India has taken some initial steps, but a lot more remains to be done to develop the ecosystem
Union electronics and information technology minister Ashwini Vaishnaw is optimistic that India will become the largest semiconductor manufacturing destination in the world in the next five years, with the cheapest production costs globally. The minister’s confidence perhaps stems from the `76,000-crore Semicon India programme to incentivise semiconductor and display manufacturing in India. The reality, however, is more nuanced. In February 2022, just two months after India’s move, the EU said it was mobilising €43 billion in incentives to augment its chip industry. And in August 2022, the US, the world leader in chip manufacturing, announced a subsidy plan of around $52-billion. South Korea, which accounts for close to 40% of the global capacity for the most advanced chips, has unveiled its “K-Semiconductor Belt” strategy, aimed at building the world’s largest semiconductor supply chain by 2030, offering large investment tax credits for semiconductor R&D.
The reason for the semiconductor rush is understandable. Semiconductor is a high-stakes game, both in terms of money—global sales have more than quadrupled over the last two decades and are projected to touch $602 billion by 2024—and also in terms of control over critical electronics components that drive the global economy. Semiconductors therefore are seminal for technology-led development, and the China shadow on Taiwan, a major chips-producing nation, has underscored the importance of supply-chain resilience and bolstering the industry’s immunity to geopolitical shocks for each nation invested in tech-led growth in the coming decades.
The lure of subsidies in their ‘home’ countries has cajoled leading chip firms to commit monies there. For example, Apple said on Tuesday it has entered into a multi-billion-dollar deal with Broadcom Inc to use chips made in the US. Micron plans to invest $40 billion in memory-chip manufacturing while Qualcomm and GlobalFoundries have announced a new partnership that includes $4.2 billion to manufacture chips. And for the US, it is not just domestic firms that are attracted to its incentive programme. The world’s leading chip-maker, Taiwan Semiconductor Manufacturing Company (TSMC), will be opening its second plant there that will go into production by 2026—it had announced its first US plant before the CHIPS Act was signed into law in 2022.

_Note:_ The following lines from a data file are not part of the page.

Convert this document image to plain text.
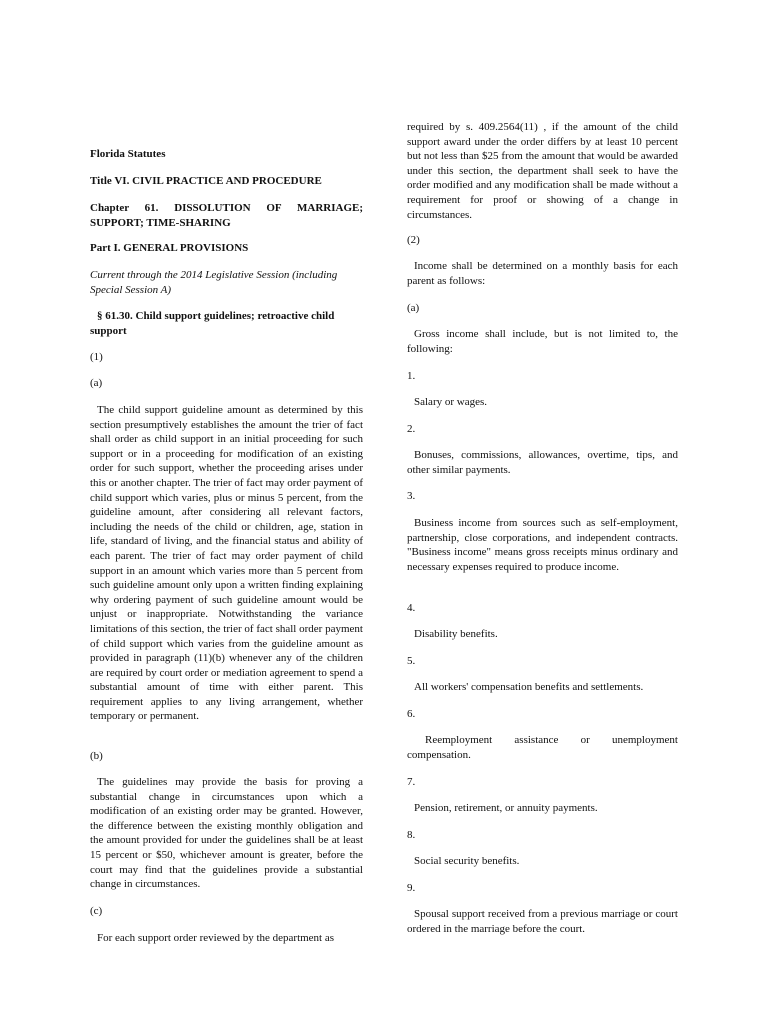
Florida Statutes

Title VI. CIVIL PRACTICE AND PROCEDURE

Chapter 61. DISSOLUTION OF MARRIAGE; SUPPORT; TIME-SHARING

Part I. GENERAL PROVISIONS

Current through the 2014 Legislative Session (including Special Session A)

§ 61.30. Child support guidelines; retroactive child support

(1)

(a)

The child support guideline amount as determined by this section presumptively establishes the amount the trier of fact shall order as child support in an initial proceeding for such support or in a proceeding for modification of an existing order for such support, whether the proceeding arises under this or another chapter. The trier of fact may order payment of child support which varies, plus or minus 5 percent, from the guideline amount, after considering all relevant factors, including the needs of the child or children, age, station in life, standard of living, and the financial status and ability of each parent. The trier of fact may order payment of child support in an amount which varies more than 5 percent from such guideline amount only upon a written finding explaining why ordering payment of such guideline amount would be unjust or inappropriate. Notwithstanding the variance limitations of this section, the trier of fact shall order payment of child support which varies from the guideline amount as provided in paragraph (11)(b) whenever any of the children are required by court order or mediation agreement to spend a substantial amount of time with either parent. This requirement applies to any living arrangement, whether temporary or permanent.

(b)

The guidelines may provide the basis for proving a substantial change in circumstances upon which a modification of an existing order may be granted. However, the difference between the existing monthly obligation and the amount provided for under the guidelines shall be at least 15 percent or $50, whichever amount is greater, before the court may find that the guidelines provide a substantial change in circumstances.

(c)

For each support order reviewed by the department as

required by s. 409.2564(11) , if the amount of the child support award under the order differs by at least 10 percent but not less than $25 from the amount that would be awarded under this section, the department shall seek to have the order modified and any modification shall be made without a requirement for proof or showing of a change in circumstances.

(2)

Income shall be determined on a monthly basis for each parent as follows:

(a)

Gross income shall include, but is not limited to, the following:

1.

Salary or wages.

2.

Bonuses, commissions, allowances, overtime, tips, and other similar payments.

3.

Business income from sources such as self-employment, partnership, close corporations, and independent contracts. "Business income" means gross receipts minus ordinary and necessary expenses required to produce income.

4.

Disability benefits.

5.

All workers' compensation benefits and settlements.

6.

Reemployment assistance or unemployment compensation.

7.

Pension, retirement, or annuity payments.

8.

Social security benefits.

9.

Spousal support received from a previous marriage or court ordered in the marriage before the court.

In contrast, India’s pace leaves a lot to desired. Close to one-and-half years after it received three applications in the first round of applications for its semiconductor-fab programme—and after tweaking it to offer a flat 50% incentive—India is yet to see even one of these approved. With the competition heating up, such a slow pace could throw a spanner in the works. Building the right ecosystem, apart from adequate funding, will also need developing the talent required and securing the value-chain for semiconductor manufacture, including the chemicals required. The global semi-conductor industry is facing a talent gap, with an estimated 10,000 positions vacant in the US alone. India needs around 1.5 million skilled semiconductor workers by 2027, as per one estimate, but the government estimates a pipeline of just 85,000. With anywhere between 400-1,400 steps of varying complexity involved in the manufacture, a shortage of talent can be a major hurdle.
There are other challenges, too. Within raw materials, India will need a variety of high-purity gases and wafers to fabricate the chips. Getting the input supply chain in place for the right raw materials is no easy task. Initially, India would have to import these, but with time, it could focus on bringing some of these supplies in-house. According to Vaishnaw, around 250 special chemicals are needed to make semiconductors—the pace of setting up the pipelines for these must increase manifold for the top-manufacturer dream to be realised.